How bright the mountains look in the sunshine, and how black their shadows are. That is because there is no air. Notice how very clearly you can see the far-distant mountain ranges. You can scarcely believe me when I tell you that the mountains on either side of that great crater are more than one hundred miles apart. But do you not remember how the mountains on the earth have appeared to us sometimes to be very much nearer than usual? If you asked the reason for this, you were told that it was because the atmosphere happened to be particularly clear. Well! here on the moon we have no air at all and that is why we can see everything so very clearly.

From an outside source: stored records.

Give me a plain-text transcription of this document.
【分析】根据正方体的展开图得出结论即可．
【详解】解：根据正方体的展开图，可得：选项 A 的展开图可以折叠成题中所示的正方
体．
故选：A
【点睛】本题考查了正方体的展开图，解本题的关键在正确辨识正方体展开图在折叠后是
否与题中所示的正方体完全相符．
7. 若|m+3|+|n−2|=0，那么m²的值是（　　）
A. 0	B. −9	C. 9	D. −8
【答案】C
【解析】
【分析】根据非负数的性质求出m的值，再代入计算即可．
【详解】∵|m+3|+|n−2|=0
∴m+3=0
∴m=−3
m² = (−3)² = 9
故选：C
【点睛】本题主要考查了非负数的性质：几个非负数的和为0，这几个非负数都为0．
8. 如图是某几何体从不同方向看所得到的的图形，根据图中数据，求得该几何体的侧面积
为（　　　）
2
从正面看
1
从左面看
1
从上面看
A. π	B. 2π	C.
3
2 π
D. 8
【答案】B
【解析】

One little girl says that she had been wondering why there is nothing growing on the moon, but now she sees that not even grass, nor moss, nor heather could grow, since there is no air and no water. Not only are the mountains bare rock, but the whole surface of the land is the same.

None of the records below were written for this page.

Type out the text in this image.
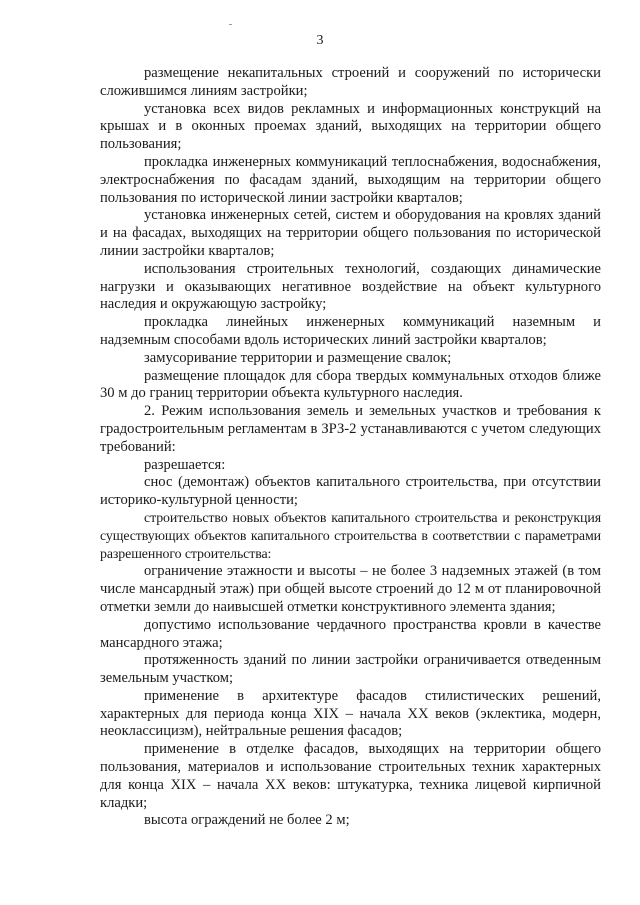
3

размещение некапитальных строений и сооружений по исторически сложившимся линиям застройки;

установка всех видов рекламных и информационных конструкций на крышах и в оконных проемах зданий, выходящих на территории общего пользования;

прокладка инженерных коммуникаций теплоснабжения, водоснабжения, электроснабжения по фасадам зданий, выходящим на территории общего пользования по исторической линии застройки кварталов;

установка инженерных сетей, систем и оборудования на кровлях зданий и на фасадах, выходящих на территории общего пользования по исторической линии застройки кварталов;

использования строительных технологий, создающих динамические нагрузки и оказывающих негативное воздействие на объект культурного наследия и окружающую застройку;

прокладка линейных инженерных коммуникаций наземным и надземным способами вдоль исторических линий застройки кварталов;

замусоривание территории и размещение свалок;

размещение площадок для сбора твердых коммунальных отходов ближе 30 м до границ территории объекта культурного наследия.

2. Режим использования земель и земельных участков и требования к градостроительным регламентам в ЗРЗ-2 устанавливаются с учетом следующих требований:

разрешается:

снос (демонтаж) объектов капитального строительства, при отсутствии историко-культурной ценности;

строительство новых объектов капитального строительства и реконструкция существующих объектов капитального строительства в соответствии с параметрами разрешенного строительства:

ограничение этажности и высоты – не более 3 надземных этажей (в том числе мансардный этаж) при общей высоте строений до 12 м от планировочной отметки земли до наивысшей отметки конструктивного элемента здания;

допустимо использование чердачного пространства кровли в качестве мансардного этажа;

протяженность зданий по линии застройки ограничивается отведенным земельным участком;

применение в архитектуре фасадов стилистических решений, характерных для периода конца XIX – начала XX веков (эклектика, модерн, неоклассицизм), нейтральные решения фасадов;

применение в отделке фасадов, выходящих на территории общего пользования, материалов и использование строительных техник характерных для конца XIX – начала XX веков: штукатурка, техника лицевой кирпичной кладки;

высота ограждений не более 2 м;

From "The Stars and Their Mysteries",
by Charles R. Gibson, F.R.S.E.

Questions

1. Why can no aeroplane ever fly to the moon?

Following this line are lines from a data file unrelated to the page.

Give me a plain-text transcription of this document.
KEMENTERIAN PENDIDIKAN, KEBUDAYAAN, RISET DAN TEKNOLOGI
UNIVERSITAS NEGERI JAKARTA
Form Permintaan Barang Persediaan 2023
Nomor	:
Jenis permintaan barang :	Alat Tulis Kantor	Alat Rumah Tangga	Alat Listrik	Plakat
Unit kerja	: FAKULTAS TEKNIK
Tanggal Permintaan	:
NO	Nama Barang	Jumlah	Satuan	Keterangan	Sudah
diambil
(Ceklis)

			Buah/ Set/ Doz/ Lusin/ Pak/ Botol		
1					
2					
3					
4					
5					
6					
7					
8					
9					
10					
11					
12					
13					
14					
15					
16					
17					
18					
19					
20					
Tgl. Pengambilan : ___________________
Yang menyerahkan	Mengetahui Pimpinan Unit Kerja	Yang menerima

2. How long would it take an aeroplane flying 100 miles an hour to reach the moon?

3. How much farther away is the sun than the moon?

4. Give some idea how far away the fixed stars are.

5. Why is it colder as we rise up in the air?

6. What does the surface of the moon look like?

7. How would the earth look to a person on the moon?

8. How much larger is the earth than the moon?

9. What is the weather on the moon?

10. What is a volcano?

11. Why could you see a long distance on the moon?

12. Why does nothing grow on the moon?